Trafficking affects every region of the world either as a source, transit or destination country, with international criminal networks making billions in illicit profits from the victims of forced labour, sexual exploitation or being used for their organs.
As the world’s largest police organization, INTERPOL is ideally and uniquely placed to combat these crimes, whether through operations and projects or via its global policing tools for sharing information globally about offenders and routes.
“We have a shared responsibility to protect the most vulnerable members of society whose lives are effectively stolen as trafficking turns them into modern day slaves,” said INTERPOL Secretary General Ronald K. Noble.
“Victims are often too scared to escape or call for help, which is why INTERPOL is training law enforcement officers around the world to effectively identify, approach and interact with a human trafficking victim.
“Slavery is not compatible with humanity, and this first World Day against Trafficking in Persons is an important step in our collective efforts to stop these crimes,” concluded the INTERPOL Chief.
Examples of victims include women and girls who are made promises of work abroad, but once at their destination they are often forced into the sex trade.
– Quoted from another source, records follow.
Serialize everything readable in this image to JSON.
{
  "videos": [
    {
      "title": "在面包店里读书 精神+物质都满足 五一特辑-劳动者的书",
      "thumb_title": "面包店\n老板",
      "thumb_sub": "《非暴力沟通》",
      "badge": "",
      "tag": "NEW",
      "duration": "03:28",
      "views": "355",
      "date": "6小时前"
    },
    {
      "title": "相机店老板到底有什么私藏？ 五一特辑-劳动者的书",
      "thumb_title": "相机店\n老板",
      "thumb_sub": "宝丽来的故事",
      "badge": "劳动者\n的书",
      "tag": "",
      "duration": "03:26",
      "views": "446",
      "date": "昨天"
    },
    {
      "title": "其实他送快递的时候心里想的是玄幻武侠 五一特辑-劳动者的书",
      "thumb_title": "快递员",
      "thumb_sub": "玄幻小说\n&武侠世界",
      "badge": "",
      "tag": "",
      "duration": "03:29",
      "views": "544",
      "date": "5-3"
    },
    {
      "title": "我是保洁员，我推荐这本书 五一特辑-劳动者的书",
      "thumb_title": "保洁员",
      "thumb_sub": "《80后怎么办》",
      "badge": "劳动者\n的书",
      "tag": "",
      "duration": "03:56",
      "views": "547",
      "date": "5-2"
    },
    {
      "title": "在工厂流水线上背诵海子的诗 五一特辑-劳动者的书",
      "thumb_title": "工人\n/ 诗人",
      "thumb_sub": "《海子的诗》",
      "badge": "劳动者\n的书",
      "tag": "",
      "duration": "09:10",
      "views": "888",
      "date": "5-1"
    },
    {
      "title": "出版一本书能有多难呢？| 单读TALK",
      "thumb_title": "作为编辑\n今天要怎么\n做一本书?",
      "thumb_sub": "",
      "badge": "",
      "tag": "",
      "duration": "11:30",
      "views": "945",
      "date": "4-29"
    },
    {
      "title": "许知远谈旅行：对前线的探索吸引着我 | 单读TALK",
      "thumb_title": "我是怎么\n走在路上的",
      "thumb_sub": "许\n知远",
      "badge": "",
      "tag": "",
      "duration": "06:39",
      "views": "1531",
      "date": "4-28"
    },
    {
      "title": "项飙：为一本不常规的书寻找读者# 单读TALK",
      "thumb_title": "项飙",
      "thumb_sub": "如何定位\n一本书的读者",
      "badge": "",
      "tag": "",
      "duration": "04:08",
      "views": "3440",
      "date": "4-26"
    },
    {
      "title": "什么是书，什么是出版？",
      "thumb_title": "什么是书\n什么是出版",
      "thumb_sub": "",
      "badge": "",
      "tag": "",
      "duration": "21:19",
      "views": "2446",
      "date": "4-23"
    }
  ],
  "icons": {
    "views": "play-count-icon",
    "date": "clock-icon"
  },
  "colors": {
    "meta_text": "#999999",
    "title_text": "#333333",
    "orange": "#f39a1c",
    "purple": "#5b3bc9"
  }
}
Men are also trafficked to work on illegal fishing vessels where they are forced to work and live in substandard, unsafe and unhygienic conditions without pay.
Through its Turn Back Crime campaign, INTERPOL is looking to engage the public in the fight against the global scourge of human trafficking, by raising awareness of the issue and the often hidden links with their daily lives.
“Human trafficking is a crime which has no borders, affects people of all ages and nationalities and can only be tackled by society as a whole, not just law enforcement,” said Mick Moran, head of INTERPOL’s Human Trafficking and Child Exploitation unit.
“For the organized crime networks involved in human trafficking, their victims are not people, they are profit, and we must work together to bring an end to these crimes and bring hope to the victims,” concluded Mr Moran.
With INTERPOL operations identifying children as young as six years working illegally in gold mines, cacao and coffee plantations, the Turn Back Crime campaign also aims to encourage the public to question the source of everyday products and to shop responsibly.